In a previous post I was curious about the details concerning Eberhard Faber’s early years as the head of the A.W. Faber agency in New York, and what ultimately led to the split with the family in Stein. As part of the research I’ve been doing on the three Faber brothers I came across testimony that Eberhard Faber gave in a New York court case regarding the will of a man called Henry Parish. The brothers of Mr. Parish contested the validity of three codicils attached to the will, and spent some six years in the New York court system trying to have them disqualified.
The sheer volume of witnesses and testimony is staggering, but Eberhard Faber’s brief cameo is of interest because it is a primary source: he himself describes his early years in America. While it would have been easy just to provide a bullet-point summary I’ve included most of the original text below, which (for me at least) is more compelling—a voice speaking directly to us from the past. (NB: He would have been 34 years old at the time of his testimony.)
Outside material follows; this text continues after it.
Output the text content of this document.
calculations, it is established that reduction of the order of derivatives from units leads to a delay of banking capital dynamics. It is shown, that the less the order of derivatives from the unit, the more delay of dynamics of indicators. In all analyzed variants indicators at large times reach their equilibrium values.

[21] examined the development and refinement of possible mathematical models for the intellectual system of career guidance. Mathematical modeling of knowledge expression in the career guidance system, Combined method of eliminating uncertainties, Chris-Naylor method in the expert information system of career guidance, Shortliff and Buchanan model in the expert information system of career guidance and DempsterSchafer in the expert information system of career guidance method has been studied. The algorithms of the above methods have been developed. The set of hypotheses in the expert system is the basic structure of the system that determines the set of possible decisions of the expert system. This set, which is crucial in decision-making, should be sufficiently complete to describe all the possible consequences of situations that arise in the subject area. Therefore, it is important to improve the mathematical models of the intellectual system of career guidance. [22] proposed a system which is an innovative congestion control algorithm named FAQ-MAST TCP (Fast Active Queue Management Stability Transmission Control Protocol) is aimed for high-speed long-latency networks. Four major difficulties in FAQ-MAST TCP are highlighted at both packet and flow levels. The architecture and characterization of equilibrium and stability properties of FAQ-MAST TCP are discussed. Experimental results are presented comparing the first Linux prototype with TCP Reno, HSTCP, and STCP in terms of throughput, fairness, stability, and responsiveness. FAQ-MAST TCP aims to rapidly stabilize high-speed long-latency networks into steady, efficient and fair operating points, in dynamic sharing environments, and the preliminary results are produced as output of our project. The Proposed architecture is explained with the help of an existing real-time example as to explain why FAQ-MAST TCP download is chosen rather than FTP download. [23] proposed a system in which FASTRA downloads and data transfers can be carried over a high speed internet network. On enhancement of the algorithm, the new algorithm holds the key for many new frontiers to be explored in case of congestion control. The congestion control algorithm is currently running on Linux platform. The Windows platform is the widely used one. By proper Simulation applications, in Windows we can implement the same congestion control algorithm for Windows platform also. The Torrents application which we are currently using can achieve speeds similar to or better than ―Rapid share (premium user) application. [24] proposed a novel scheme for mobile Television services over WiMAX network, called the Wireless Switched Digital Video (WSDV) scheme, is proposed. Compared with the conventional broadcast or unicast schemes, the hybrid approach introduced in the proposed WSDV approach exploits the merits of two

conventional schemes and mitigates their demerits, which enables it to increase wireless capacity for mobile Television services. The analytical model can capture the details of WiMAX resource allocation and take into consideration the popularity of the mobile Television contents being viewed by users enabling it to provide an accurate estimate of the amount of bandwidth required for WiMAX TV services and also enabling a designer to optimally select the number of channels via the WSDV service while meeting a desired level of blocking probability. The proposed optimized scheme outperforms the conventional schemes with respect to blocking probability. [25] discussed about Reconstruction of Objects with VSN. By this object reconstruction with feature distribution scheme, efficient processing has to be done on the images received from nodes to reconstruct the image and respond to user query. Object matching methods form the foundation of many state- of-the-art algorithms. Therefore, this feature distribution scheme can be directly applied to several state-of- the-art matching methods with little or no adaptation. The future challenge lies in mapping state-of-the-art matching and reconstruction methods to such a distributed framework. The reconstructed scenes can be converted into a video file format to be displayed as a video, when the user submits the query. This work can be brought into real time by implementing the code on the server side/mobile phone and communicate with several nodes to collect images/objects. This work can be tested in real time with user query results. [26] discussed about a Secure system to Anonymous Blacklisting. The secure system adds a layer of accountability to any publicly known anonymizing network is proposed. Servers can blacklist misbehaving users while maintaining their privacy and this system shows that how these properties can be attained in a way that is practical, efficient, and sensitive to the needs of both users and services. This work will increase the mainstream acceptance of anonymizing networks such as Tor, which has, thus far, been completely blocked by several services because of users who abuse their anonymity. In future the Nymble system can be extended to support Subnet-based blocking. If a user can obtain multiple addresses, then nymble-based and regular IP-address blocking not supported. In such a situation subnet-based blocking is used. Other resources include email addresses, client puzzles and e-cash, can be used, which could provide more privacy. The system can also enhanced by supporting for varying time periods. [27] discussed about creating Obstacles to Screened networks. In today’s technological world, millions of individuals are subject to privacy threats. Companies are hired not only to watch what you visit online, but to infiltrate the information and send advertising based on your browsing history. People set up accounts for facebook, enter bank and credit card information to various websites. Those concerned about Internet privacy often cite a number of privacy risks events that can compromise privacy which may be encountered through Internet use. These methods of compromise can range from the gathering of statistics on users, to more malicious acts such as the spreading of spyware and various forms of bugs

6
“I first came to this country in 1849, the latter part of August; one of my brothers, Lothar Faber commenced the business of manufacturing pencils in 1839, and the other, John, commenced two years after; A.W. was the name of my grandfather, and he established the factory in 1761; as far as I recollect, pencils of that manufacture first sold in this country in 1840; I know that by the correspondence between my brother and the party here in New York; the mark A. W. Faber has always been on the pencils I believe, and was on the pencils sent to this country in 1840, and subsequently Nov. 1, 1851. I took the whole stock of pencils which were here from another party who had the agency before C. D. W. Lilliendahl, and then the next pencils which were sent from the factory to this city were sent to me, and invoices made out in my name; on 1 Nov., 1851, I opened a place of business at 133 William street […] the business of the sale of our pencils in this country is extensive; there is no other set of pencils sold in this county so extensively; the sale or repute first became considerable here about 1846; the first year I came to this country I did no business, the second year I was traveling partly for pleasure and partly for Mr. Lilliendahl in the pencil business; I was engaged in this pencil business in Europe, as clerk, for the half year preceding my departure; before that I was not engaged in any capacity.”
EBERHARD FABER—June, 1857
So, by 1861 he was running the factory which was ostensibly built for A.W. Faber but would eventually become the Eberhard Faber Pencil Company. And for many decades to come, slogans would cite 1849 as the company’s founding year. If that’s true, then one must presume that it was Eberhard’s intention to form his own company from the moment he stepped off the boat.
Next I’d like to know when it was he first started thinking about branching off on his own (and who if anyone might have been influencing him), and when he finally made up his mind to do so.